Remakes can be tricky propositions. In an interview with Slant Magazine, Spike Lee notes that he met with Park Chan-wook, the director of the 2003 Oldboy, where he was given the following advice: “Don’t do my film. Make your own”. Lee is a director with a distinct personality that can be identified throughout a majority of his output. From the verbal acrobatics of his debut She’s Gotta Have It to the rigid racial commentaries in Do the Right Thing and Jungle Fever to his incredible attention to social milieu in 25th Hour and When the Levees Break, Lee has a penetrating style that’s evocative of his upbringing and teachings. Oldboy may have the superficial flourishes that define Lee’s work, but it’s arguably not a film constructed under his own volition. Rather, Lee is heeding Chan-wook’s request, but approaching the material with a carpenter’s mentality - designing a film with incredible formal proficiency but not signing off on the final product as his own.

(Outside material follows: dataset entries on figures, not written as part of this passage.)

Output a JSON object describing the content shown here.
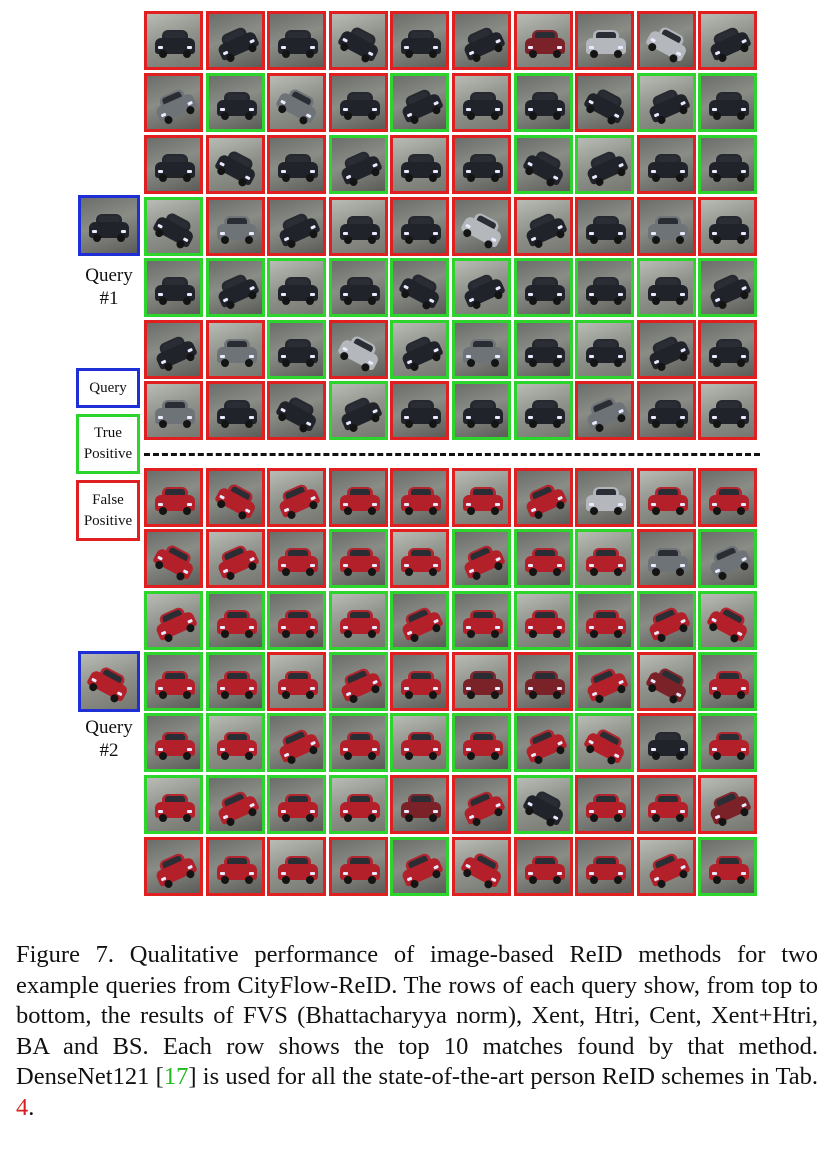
{
  "figure": {
    "query1": {
      "label_line1": "Query",
      "label_line2": "#1",
      "color": "dark",
      "rows": [
        {
          "method": "FVS (Bhattacharyya norm)",
          "results": [
            {
              "m": "fp",
              "c": "dk"
            },
            {
              "m": "fp",
              "c": "dk"
            },
            {
              "m": "fp",
              "c": "dk"
            },
            {
              "m": "fp",
              "c": "dk"
            },
            {
              "m": "fp",
              "c": "dk"
            },
            {
              "m": "fp",
              "c": "dk"
            },
            {
              "m": "fp",
              "c": "mr"
            },
            {
              "m": "fp",
              "c": "sv"
            },
            {
              "m": "fp",
              "c": "sv"
            },
            {
              "m": "fp",
              "c": "dk"
            }
          ]
        },
        {
          "method": "Xent",
          "results": [
            {
              "m": "fp",
              "c": "gy"
            },
            {
              "m": "tp",
              "c": "dk"
            },
            {
              "m": "fp",
              "c": "gy"
            },
            {
              "m": "fp",
              "c": "dk"
            },
            {
              "m": "tp",
              "c": "dk"
            },
            {
              "m": "fp",
              "c": "dk"
            },
            {
              "m": "tp",
              "c": "dk"
            },
            {
              "m": "fp",
              "c": "dk"
            },
            {
              "m": "tp",
              "c": "dk"
            },
            {
              "m": "tp",
              "c": "dk"
            }
          ]
        },
        {
          "method": "Htri",
          "results": [
            {
              "m": "fp",
              "c": "dk"
            },
            {
              "m": "fp",
              "c": "dk"
            },
            {
              "m": "fp",
              "c": "dk"
            },
            {
              "m": "tp",
              "c": "dk"
            },
            {
              "m": "fp",
              "c": "dk"
            },
            {
              "m": "fp",
              "c": "dk"
            },
            {
              "m": "tp",
              "c": "dk"
            },
            {
              "m": "tp",
              "c": "dk"
            },
            {
              "m": "fp",
              "c": "dk"
            },
            {
              "m": "tp",
              "c": "dk"
            }
          ]
        },
        {
          "method": "Cent",
          "results": [
            {
              "m": "tp",
              "c": "dk"
            },
            {
              "m": "fp",
              "c": "gy"
            },
            {
              "m": "fp",
              "c": "dk"
            },
            {
              "m": "fp",
              "c": "dk"
            },
            {
              "m": "fp",
              "c": "dk"
            },
            {
              "m": "fp",
              "c": "sv"
            },
            {
              "m": "fp",
              "c": "dk"
            },
            {
              "m": "fp",
              "c": "dk"
            },
            {
              "m": "fp",
              "c": "gy"
            },
            {
              "m": "fp",
              "c": "dk"
            }
          ]
        },
        {
          "method": "Xent+Htri",
          "results": [
            {
              "m": "tp",
              "c": "dk"
            },
            {
              "m": "tp",
              "c": "dk"
            },
            {
              "m": "tp",
              "c": "dk"
            },
            {
              "m": "tp",
              "c": "dk"
            },
            {
              "m": "tp",
              "c": "dk"
            },
            {
              "m": "tp",
              "c": "dk"
            },
            {
              "m": "tp",
              "c": "dk"
            },
            {
              "m": "tp",
              "c": "dk"
            },
            {
              "m": "tp",
              "c": "dk"
            },
            {
              "m": "tp",
              "c": "dk"
            }
          ]
        },
        {
          "method": "BA",
          "results": [
            {
              "m": "fp",
              "c": "dk"
            },
            {
              "m": "fp",
              "c": "gy"
            },
            {
              "m": "tp",
              "c": "dk"
            },
            {
              "m": "fp",
              "c": "sv"
            },
            {
              "m": "tp",
              "c": "dk"
            },
            {
              "m": "tp",
              "c": "gy"
            },
            {
              "m": "tp",
              "c": "dk"
            },
            {
              "m": "tp",
              "c": "dk"
            },
            {
              "m": "fp",
              "c": "dk"
            },
            {
              "m": "fp",
              "c": "dk"
            }
          ]
        },
        {
          "method": "BS",
          "results": [
            {
              "m": "fp",
              "c": "gy"
            },
            {
              "m": "fp",
              "c": "dk"
            },
            {
              "m": "fp",
              "c": "dk"
            },
            {
              "m": "tp",
              "c": "dk"
            },
            {
              "m": "fp",
              "c": "dk"
            },
            {
              "m": "tp",
              "c": "dk"
            },
            {
              "m": "tp",
              "c": "dk"
            },
            {
              "m": "fp",
              "c": "gy"
            },
            {
              "m": "fp",
              "c": "dk"
            },
            {
              "m": "fp",
              "c": "dk"
            }
          ]
        }
      ]
    },
    "query2": {
      "label_line1": "Query",
      "label_line2": "#2",
      "color": "red",
      "rows": [
        {
          "method": "FVS (Bhattacharyya norm)",
          "results": [
            {
              "m": "fp",
              "c": "rd"
            },
            {
              "m": "fp",
              "c": "rd"
            },
            {
              "m": "fp",
              "c": "rd"
            },
            {
              "m": "fp",
              "c": "rd"
            },
            {
              "m": "fp",
              "c": "rd"
            },
            {
              "m": "fp",
              "c": "rd"
            },
            {
              "m": "fp",
              "c": "rd"
            },
            {
              "m": "fp",
              "c": "sv"
            },
            {
              "m": "fp",
              "c": "rd"
            },
            {
              "m": "fp",
              "c": "rd"
            }
          ]
        },
        {
          "method": "Xent",
          "results": [
            {
              "m": "fp",
              "c": "rd"
            },
            {
              "m": "fp",
              "c": "rd"
            },
            {
              "m": "fp",
              "c": "rd"
            },
            {
              "m": "tp",
              "c": "rd"
            },
            {
              "m": "fp",
              "c": "rd"
            },
            {
              "m": "tp",
              "c": "rd"
            },
            {
              "m": "tp",
              "c": "rd"
            },
            {
              "m": "tp",
              "c": "rd"
            },
            {
              "m": "fp",
              "c": "gy"
            },
            {
              "m": "tp",
              "c": "gy"
            }
          ]
        },
        {
          "method": "Htri",
          "results": [
            {
              "m": "tp",
              "c": "rd"
            },
            {
              "m": "tp",
              "c": "rd"
            },
            {
              "m": "tp",
              "c": "rd"
            },
            {
              "m": "tp",
              "c": "rd"
            },
            {
              "m": "tp",
              "c": "rd"
            },
            {
              "m": "tp",
              "c": "rd"
            },
            {
              "m": "tp",
              "c": "rd"
            },
            {
              "m": "tp",
              "c": "rd"
            },
            {
              "m": "tp",
              "c": "rd"
            },
            {
              "m": "tp",
              "c": "rd"
            }
          ]
        },
        {
          "method": "Cent",
          "results": [
            {
              "m": "tp",
              "c": "rd"
            },
            {
              "m": "tp",
              "c": "rd"
            },
            {
              "m": "fp",
              "c": "rd"
            },
            {
              "m": "tp",
              "c": "rd"
            },
            {
              "m": "fp",
              "c": "rd"
            },
            {
              "m": "fp",
              "c": "mr"
            },
            {
              "m": "fp",
              "c": "mr"
            },
            {
              "m": "tp",
              "c": "rd"
            },
            {
              "m": "fp",
              "c": "mr"
            },
            {
              "m": "tp",
              "c": "rd"
            }
          ]
        },
        {
          "method": "Xent+Htri",
          "results": [
            {
              "m": "tp",
              "c": "rd"
            },
            {
              "m": "tp",
              "c": "rd"
            },
            {
              "m": "tp",
              "c": "rd"
            },
            {
              "m": "tp",
              "c": "rd"
            },
            {
              "m": "tp",
              "c": "rd"
            },
            {
              "m": "tp",
              "c": "rd"
            },
            {
              "m": "tp",
              "c": "rd"
            },
            {
              "m": "tp",
              "c": "rd"
            },
            {
              "m": "fp",
              "c": "dk"
            },
            {
              "m": "tp",
              "c": "rd"
            }
          ]
        },
        {
          "method": "BA",
          "results": [
            {
              "m": "tp",
              "c": "rd"
            },
            {
              "m": "tp",
              "c": "rd"
            },
            {
              "m": "tp",
              "c": "rd"
            },
            {
              "m": "tp",
              "c": "rd"
            },
            {
              "m": "fp",
              "c": "mr"
            },
            {
              "m": "fp",
              "c": "rd"
            },
            {
              "m": "tp",
              "c": "dk"
            },
            {
              "m": "fp",
              "c": "rd"
            },
            {
              "m": "fp",
              "c": "rd"
            },
            {
              "m": "fp",
              "c": "mr"
            }
          ]
        },
        {
          "method": "BS",
          "results": [
            {
              "m": "fp",
              "c": "rd"
            },
            {
              "m": "fp",
              "c": "rd"
            },
            {
              "m": "fp",
              "c": "rd"
            },
            {
              "m": "fp",
              "c": "rd"
            },
            {
              "m": "tp",
              "c": "rd"
            },
            {
              "m": "fp",
              "c": "rd"
            },
            {
              "m": "fp",
              "c": "rd"
            },
            {
              "m": "fp",
              "c": "rd"
            },
            {
              "m": "fp",
              "c": "rd"
            },
            {
              "m": "tp",
              "c": "rd"
            }
          ]
        }
      ]
    }
  },
  "legend": {
    "query": "Query",
    "true_positive_line1": "True",
    "true_positive_line2": "Positive",
    "false_positive_line1": "False",
    "false_positive_line2": "Positive",
    "colors": {
      "query": "#1f2fd6",
      "true_positive": "#2cd42c",
      "false_positive": "#e02020"
    }
  },
  "caption": {
    "part1": "Figure 7. Qualitative performance of image-based ReID methods for two example queries from CityFlow-ReID. The rows of each query show, from top to bottom, the results of FVS (Bhattacharyya norm), Xent, Htri, Cent, Xent+Htri, BA and BS. Each row shows the top 10 matches found by that method. DenseNet121 [",
    "ref": "17",
    "part2": "] is used for all the state-of-the-art person ReID schemes in Tab. ",
    "tab": "4",
    "part3": "."
  }
}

Lee and writer Mark Protosevich tinker with Chan-wook’s initial narrative from the start, providing the central character with a bit more back story before enduring a 20-year sentence. Joe Doucett (Josh Brolin) is framed as an alcohol-addled ad executive, with his abuse looking to stem from a past trauma. Following a night of drunken debauchery, Douchett finds himself imprisoned. Fed a regular diet of cereal and dumplings and entertained by a television, Douchett simply bides his time. He soon discovers that his wife has been murdered. He’s framed for the incident. And images of his daughter pass by. Questions about who imprisoned him motivate Douchett, along with a need for him to sober up and seek out his daughter.
Those familiar with Chan-wook’s work will see Lee pay homage to the original’s visual eccentricities, including a couple of well-placed prop items that don’t figure into Lee’s vision. Lee and Protosevich’s narrative deviations work for the most part - Lee essentially strips Chan-wook’s more existential qualities for a straight-forward revenge thriller that’s held together by its own eccentricities. From Josh Brolin’s strained but comical displays of masculine bravado to Samuel L. Jackson’s usual bits of hyperactive ghettoisms, Oldboy sees the comic potential in Chan-wook’s effort and responds accordingly. These bits of B-movie aesthetics clash a bit with Elizabeth Olsen’s contributions to the picture, though she really does propel the film’s dramatic qualities with the sort of refrained finesse that made Martha Marcy May Marlene so effective.
There’s a sense of excitement to Lee’s Oldboy, even as I didn’t get the sense that Lee himself is excited about the making of it. Unlike his recent Red Hook Summer, Lee is straightforward with the material. For that, I actually found the picture to be a welcome return to form - it’s more a display of how refined and audacious his stylistic capacities are rather than an effort that overextends his reach.